This week's hot topics: Mobile Malware up 2,180%, Facebook privacy concerns and Sophos’ false-positive malware havoc

Facebook experiences a week of multiple privacy concerns.

Not only has this set off alarm bells in medium businesses, It is a huge cause for concern. Although Facebook experiences a host of privacy concerns on a weekly basis, this latest breach indicates that it is important for businesses to look after their archive even more so.

If that wasn’t enough, Facebook Gifts, launched last Thursday, might encourage users to expose information like their home addresses, birth date, and clothing or shoe size that could pose security and privacy risks.

This Facebook Gifts came as a result of May’s acquisition of mobile e-commerce app Karma and allows users to send physical gifts to their friends. Sounds of rather nifty doesn’t it?

"The amount of private data users are sharing on social networking sites already exceeds all security precautions," said Bogdan Botezatu, a senior e-threat analyst at antivirus vendor Bitdefender. He is one of many that is concerned about more potential security breaches.

Added to that the increased fears about ad tracking, Facebook has had quite a week. This should be a reminder to medium businesses about the threats about using the social media site. 

Facing greater pressure to generate ad revenue, Facebook has tapped data miner Datalogix to track whether users who see product ads on the site end up buying them in stores. Dubbing Datalogix “controversial”, the Financial Times writes: “Facebook is gradually wading into new techniques for tracking and using data about users that raise concerns among privacy advocates.”

Quite a week. Two privacy concerns – it’s complicated.

With research finding a Malware increase of 2,180% in 2012 

We do love our phones, don’t we? Well perhaps after this latest finding, we will slightly more scared of them. The rise of mobile malware is becoming an industry meme. No surprise really considering the incredible increase and impact it is having on consumer and business lives.

With such increases, it would be obvious that malware vectors would be increasing too. "With the increasing popularity of smartphones, mobile threats are on the rise,” said Michela Menting, senior cyber security analyst at ABI. “This has implications for security at the corporate level, as well as for individual privacy."

Everyone’s guilty of playing games, listening to music, social networking and using apps and financial tools and they are becoming so common on mobile platforms, that it is opening the door to data loss, theft, spam, Trojans, spyware, data breaches and aggressive advertising.
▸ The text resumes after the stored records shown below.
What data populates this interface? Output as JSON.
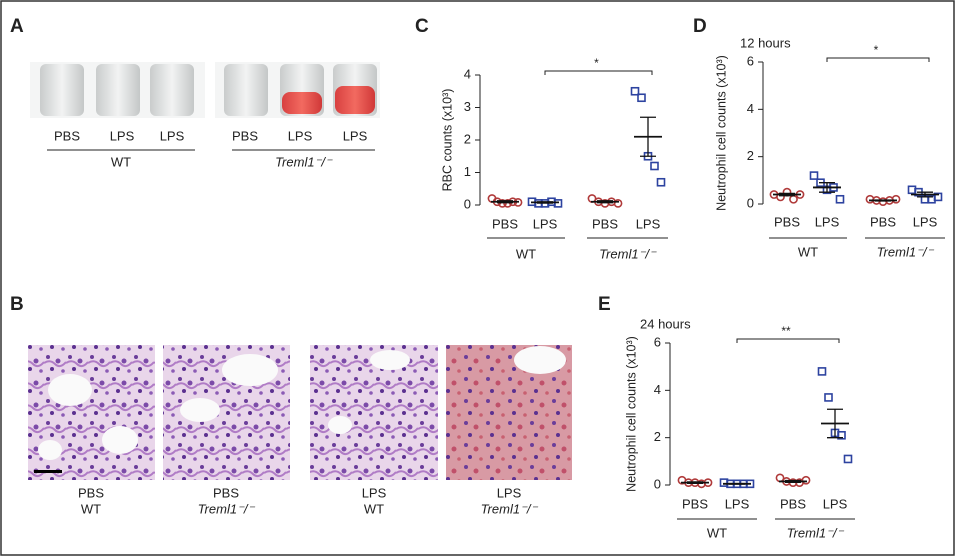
{
  "panels": {
    "A": {
      "letter": "A",
      "labels": [
        "PBS",
        "LPS",
        "LPS",
        "PBS",
        "LPS",
        "LPS"
      ],
      "groups": [
        "WT",
        "Treml1⁻/⁻"
      ]
    },
    "B": {
      "letter": "B",
      "labels": [
        [
          "PBS",
          "WT"
        ],
        [
          "PBS",
          "Treml1⁻/⁻"
        ],
        [
          "LPS",
          "WT"
        ],
        [
          "LPS",
          "Treml1⁻/⁻"
        ]
      ]
    }
  },
  "chart_data": [
    {
      "type": "dotplot",
      "letter": "C",
      "ylabel": "RBC counts (x10³)",
      "ylim": [
        0,
        4
      ],
      "yticks": [
        0,
        1,
        2,
        3,
        4
      ],
      "categories": [
        "PBS",
        "LPS",
        "PBS",
        "LPS"
      ],
      "group_labels": [
        "WT",
        "Treml1⁻/⁻"
      ],
      "points": [
        [
          0.2,
          0.1,
          0.05,
          0.05,
          0.1,
          0.08
        ],
        [
          0.1,
          0.05,
          0.05,
          0.1,
          0.05
        ],
        [
          0.2,
          0.1,
          0.05,
          0.1,
          0.05
        ],
        [
          3.5,
          3.3,
          1.5,
          1.2,
          0.7
        ]
      ],
      "means": [
        0.1,
        0.08,
        0.1,
        2.1
      ],
      "sems": [
        0.03,
        0.02,
        0.03,
        0.6
      ],
      "colors": [
        "#b03a3a",
        "#2d43a0",
        "#b03a3a",
        "#2d43a0"
      ],
      "markers": [
        "circle",
        "square",
        "circle",
        "square"
      ],
      "annotation": "*"
    },
    {
      "type": "dotplot",
      "letter": "D",
      "title": "12 hours",
      "ylabel": "Neutrophil cell counts (x10³)",
      "ylim": [
        0,
        6
      ],
      "yticks": [
        0,
        2,
        4,
        6
      ],
      "categories": [
        "PBS",
        "LPS",
        "PBS",
        "LPS"
      ],
      "group_labels": [
        "WT",
        "Treml1⁻/⁻"
      ],
      "points": [
        [
          0.4,
          0.3,
          0.5,
          0.2,
          0.4
        ],
        [
          1.2,
          0.9,
          0.6,
          0.7,
          0.2
        ],
        [
          0.2,
          0.15,
          0.1,
          0.15,
          0.2
        ],
        [
          0.6,
          0.5,
          0.2,
          0.2,
          0.3
        ]
      ],
      "means": [
        0.4,
        0.7,
        0.15,
        0.4
      ],
      "sems": [
        0.05,
        0.2,
        0.02,
        0.1
      ],
      "colors": [
        "#b03a3a",
        "#2d43a0",
        "#b03a3a",
        "#2d43a0"
      ],
      "markers": [
        "circle",
        "square",
        "circle",
        "square"
      ],
      "annotation": "*"
    },
    {
      "type": "dotplot",
      "letter": "E",
      "title": "24 hours",
      "ylabel": "Neutrophil cell counts (x10³)",
      "ylim": [
        0,
        6
      ],
      "yticks": [
        0,
        2,
        4,
        6
      ],
      "categories": [
        "PBS",
        "LPS",
        "PBS",
        "LPS"
      ],
      "group_labels": [
        "WT",
        "Treml1⁻/⁻"
      ],
      "points": [
        [
          0.2,
          0.1,
          0.1,
          0.05,
          0.1
        ],
        [
          0.1,
          0.05,
          0.05,
          0.05,
          0.05
        ],
        [
          0.3,
          0.15,
          0.1,
          0.1,
          0.2
        ],
        [
          4.8,
          3.7,
          2.2,
          2.1,
          1.1
        ]
      ],
      "means": [
        0.1,
        0.05,
        0.15,
        2.6
      ],
      "sems": [
        0.03,
        0.01,
        0.04,
        0.6
      ],
      "colors": [
        "#b03a3a",
        "#2d43a0",
        "#b03a3a",
        "#2d43a0"
      ],
      "markers": [
        "circle",
        "square",
        "circle",
        "square"
      ],
      "annotation": "**"
    }
  ]
}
In fact, between Q1 2011 and Q2 2012, ABI Research found that unique malware variants grew by a staggering 2,180%, reaching 17,439 total strains.
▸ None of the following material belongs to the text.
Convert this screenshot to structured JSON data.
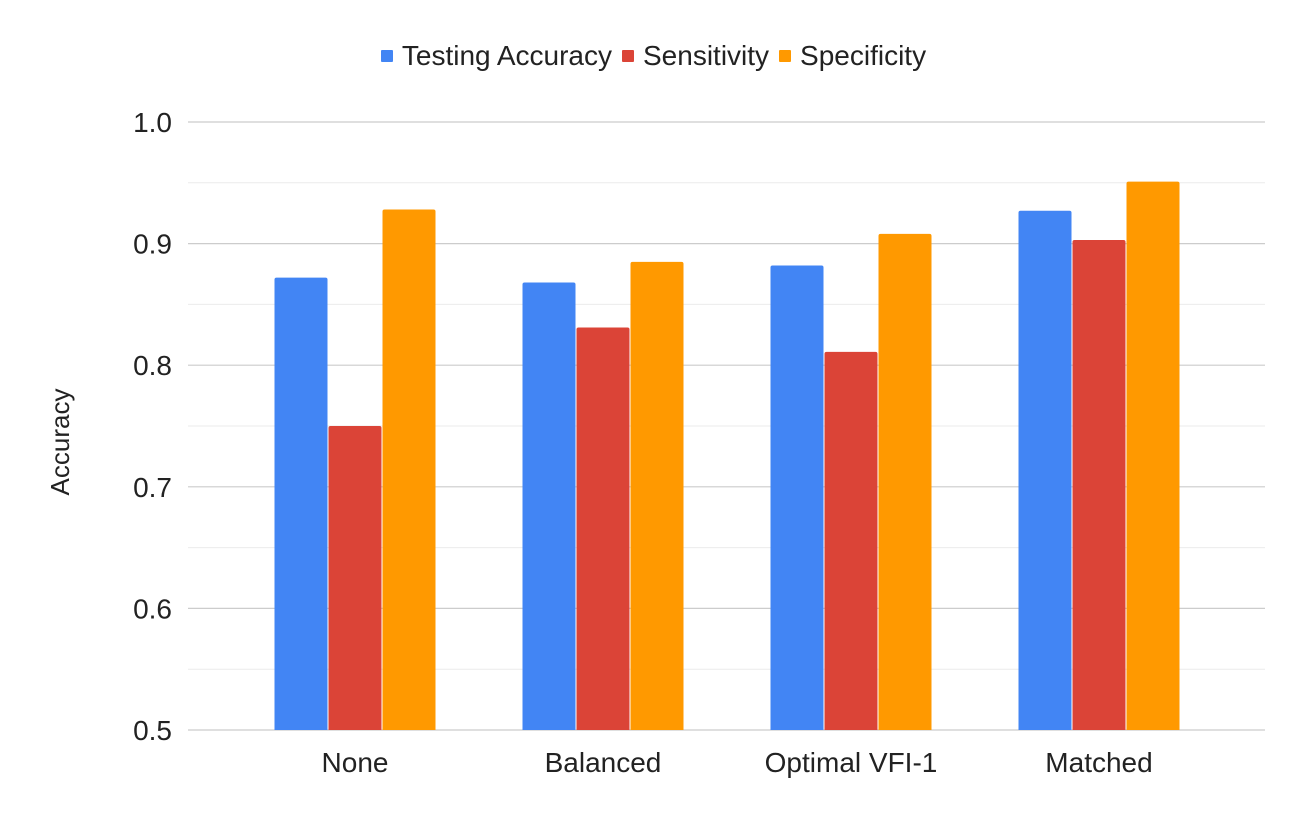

ABI’s vendor-neutral look at the market dovetails with security-firm data when it comes to exponential growth in malware. Analysts at G Data SecurityLabs for instance say that the anti-virus industry developed 1,381,967 new virus signatures to detect and block all (mobile and otherwise) malware in the first half of this year. However, they also said that they think the growth of malicious programs will completely stabilize soon, with the industry seeing the aforementioned 2.5 to 3 million new threats every year from now on.

Nevertheless, as user awareness does get better, malware quality will triumph over quantity. “It has to, because people are understanding the online dangers better and are getting more cautious every day,” said Eddy Willems, security evangelist at G Data. “In order to be successful as a malware writer, more time and thought needs to be put into creating even more deceitful and convincing schemes. And we, as part of the AV industry, have our work cut out for us.”

Facebook and Mobiles have been through a lot this week with privacy concerns. Surely there’s not another thing we love that can get affected, surely?

Antivirus software provider Sophos’ false-positive malware havoc continues globally

Can you believe it? IT departments should be running scared. When antivirus software starts attacking itself, you know you are in trouble. Sophos’ antivirus solution began marking its own updates as false-positive malware, which deleted critical file sin the system’s live protection programme. Not clever as all.

Many enterprise and business computers were hit by the bug, creating reports to administrators reporting the program as SSH/Updater-B malware. The Register reported that administrators were bombarded with emails and alerts about the non-existent problem, which has since been fixed. 

This problem left systems unable to update because the updating functionality itself was put under strict quarantine. Thankfully, Sophos apologized in a blog post and pointed to a knowledge base article, which included steps to help mitigate the non-existent 'outbreak’.

Further help can be found, but generally IT professionals will need to manage this progress and be careful with any antivirus software they are installing.